L’abbé GILLARD arrive en 1942 à Tréhorenteuc, il a 41 ans et s’attaque avec une foi intense à restaurer l’église du village et à redonner vie à la paroisse.Frappé par la spiritualité particulière de Brocéliande, il entreprend de longues recherches pour rapprocher les légendres arthuriennes des évangiles.

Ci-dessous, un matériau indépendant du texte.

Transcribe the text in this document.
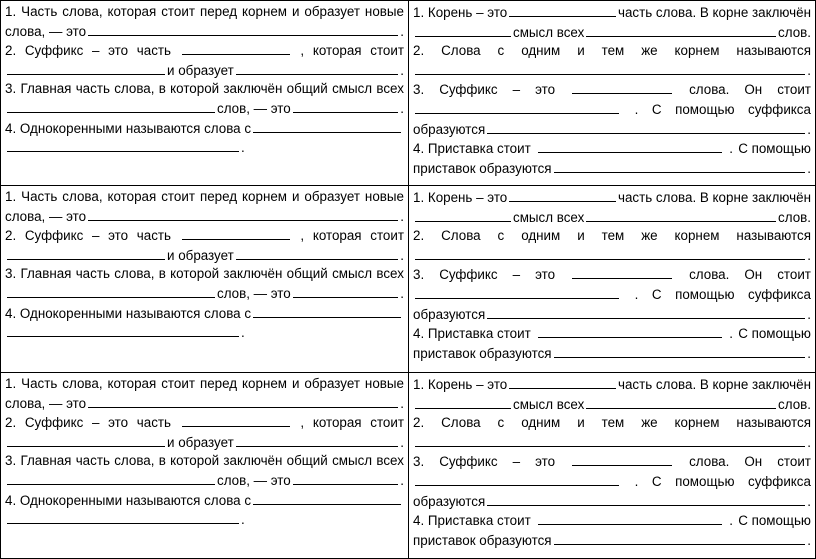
1. Часть слова, которая стоит перед корнем и образует новые
слова, — это	.
2. Суффикс – это часть	, которая стоит
и образует	.
3. Главная часть слова, в которой заключён общий смысл всех
слов, — это	.
4. Однокоренными называются слова с
.
1. Корень – это	часть слова. В корне заключён
смысл всех	слов.
2. Слова с одним и тем же корнем называются
.
3. Суффикс – это	слова. Он стоит
. С помощью суффикса
образуются	.
4. Приставка стоит	. С помощью
приставок образуются	.
1. Часть слова, которая стоит перед корнем и образует новые
слова, — это	.
2. Суффикс – это часть	, которая стоит
и образует	.
3. Главная часть слова, в которой заключён общий смысл всех
слов, — это	.
4. Однокоренными называются слова с
.
1. Корень – это	часть слова. В корне заключён
смысл всех	слов.
2. Слова с одним и тем же корнем называются
.
3. Суффикс – это	слова. Он стоит
. С помощью суффикса
образуются	.
4. Приставка стоит	. С помощью
приставок образуются	.
1. Часть слова, которая стоит перед корнем и образует новые
слова, — это	.
2. Суффикс – это часть	, которая стоит
и образует	.
3. Главная часть слова, в которой заключён общий смысл всех
слов, — это	.
4. Однокоренными называются слова с
.
1. Корень – это	часть слова. В корне заключён
смысл всех	слов.
2. Слова с одним и тем же корнем называются
.
3. Суффикс – это	слова. Он стоит
. С помощью суффикса
образуются	.
4. Приставка стоит	. С помощью
приставок образуются	.
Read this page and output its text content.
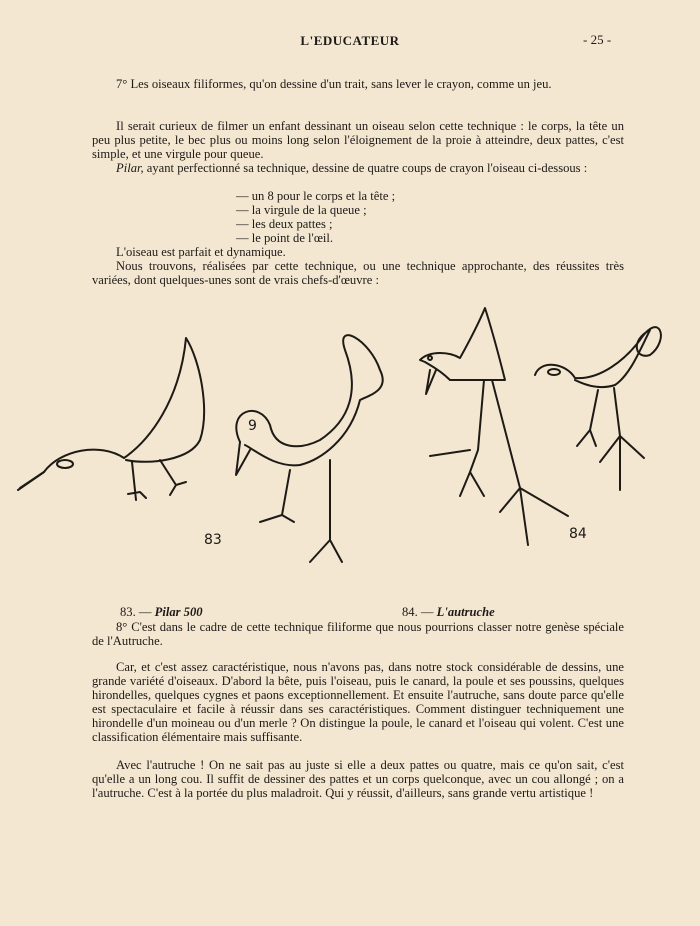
L'EDUCATEUR	- 25 -
7° Les oiseaux filiformes, qu'on dessine d'un trait, sans lever le crayon, comme un jeu.
Il serait curieux de filmer un enfant dessinant un oiseau selon cette technique : le corps, la tête un peu plus petite, le bec plus ou moins long selon l'éloignement de la proie à atteindre, deux pattes, c'est simple, et une virgule pour queue.
Pilar, ayant perfectionné sa technique, dessine de quatre coups de crayon l'oiseau ci-dessous :
— un 8 pour le corps et la tête ;
— la virgule de la queue ;
— les deux pattes ;
— le point de l'œil.
L'oiseau est parfait et dynamique.
Nous trouvons, réalisées par cette technique, ou une technique approchante, des réussites très variées, dont quelques-unes sont de vrais chefs-d'œuvre :
9
83	84
83. — Pilar 500	84. — L'autruche
8° C'est dans le cadre de cette technique filiforme que nous pourrions classer notre genèse spéciale de l'Autruche.
Car, et c'est assez caractéristique, nous n'avons pas, dans notre stock considérable de dessins, une grande variété d'oiseaux. D'abord la bête, puis l'oiseau, puis le canard, la poule et ses poussins, quelques hirondelles, quelques cygnes et paons exceptionnellement. Et ensuite l'autruche, sans doute parce qu'elle est spectaculaire et facile à réussir dans ses caractéristiques. Comment distinguer techniquement une hirondelle d'un moineau ou d'un merle ? On distingue la poule, le canard et l'oiseau qui volent. C'est une classification élémentaire mais suffisante.
Avec l'autruche ! On ne sait pas au juste si elle a deux pattes ou quatre, mais ce qu'on sait, c'est qu'elle a un long cou. Il suffit de dessiner des pattes et un corps quelconque, avec un cou allongé ; on a l'autruche. C'est à la portée du plus maladroit. Qui y réussit, d'ailleurs, sans grande vertu artistique !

L’abbé se consacra à la fusion des deux spiritualités. Dans le coeur, le vitrail représente le graal de la cène, et sur le tableau de Karl Rezabeck, il apparaît aux chevaliers de la table ronde. Dans le coeur, trois autres tableaux : l’un d’eux représente sainte Onenne au milieu de sa famille. Les deux autres sont consacrés aux légendaires et histoires de brocéliande : d’un côté le val sans retour, où la fée Morgane lança ses enchantements contre Lancelot et de l’autre les légendes de Barenton. Sur ce dernier tableau, divisé en quatre parties, figurent le chevalier Yvain versant de l’eau sur le perron de la fontaine de Barenton, le combat de Ponthus pour conquérir la main de la princesse Sidoine, la fée Viviane ensorcelant Merlin et le moine Eon de l’étoile devant ses trésors. Avec ce dernier, nous sortons du légendaire pour rentrer dans l’histoire.
EON DE L’ETOILE
Moine-brigand illuminé, il mena de 1145 à 1148, une vie désordonnée, pillant monastères et manoirs des environs de Barenton. Il se proclamait juge des vivants et des morts. Hérétique pour les uns, magicien pour les autres, son influence grandissante lui valut de comparaître devant le concile de Reims. Il amusa tant le pape et l’assemblée qu’il échappa au bûcher, mais pas à la prison, où il mourut peu après. Ses disciples furent persécutés, et l’hérésie ermite disparut.
LE CERF BLANC.
Au fond de la nef, la mosaïque réalisée par Odorico d’après un dessin de Jean Delpech en 1955, est riche en significations. Si en effet, dans la culture chrétienne, le cerf blanc symbolise le Christ (peint ici entouré des quatre lions qui représentent les quatre évangélistes). Il est, dans la mythologie celtique, le messager de l’autre monde et le conducteur des âmes. Enfin, dans la légende arthurienne, la chasse au cerf blanc entraîne les chevaliers au-devant de leur destin. Outre le cerf, on retrouve également sur la mosaïque la fontaine fabuleuse de Barenton.
SYMBOLISME, ESOTERISME.
Henri GILLARD a voulu que tout soit signe et symbole dans son église : les croix de Jérusalem du dalage, les triskels celtiques et les poissons de la chapelle Saint-Europe, le Bélier et le Poisson ( le premier et le dernier des signes du zodiaque) au-dessus des fronts baptismaux. De plus le nombre d’or 1,618 est inscrit sur le linteau de la « chambre du fond ».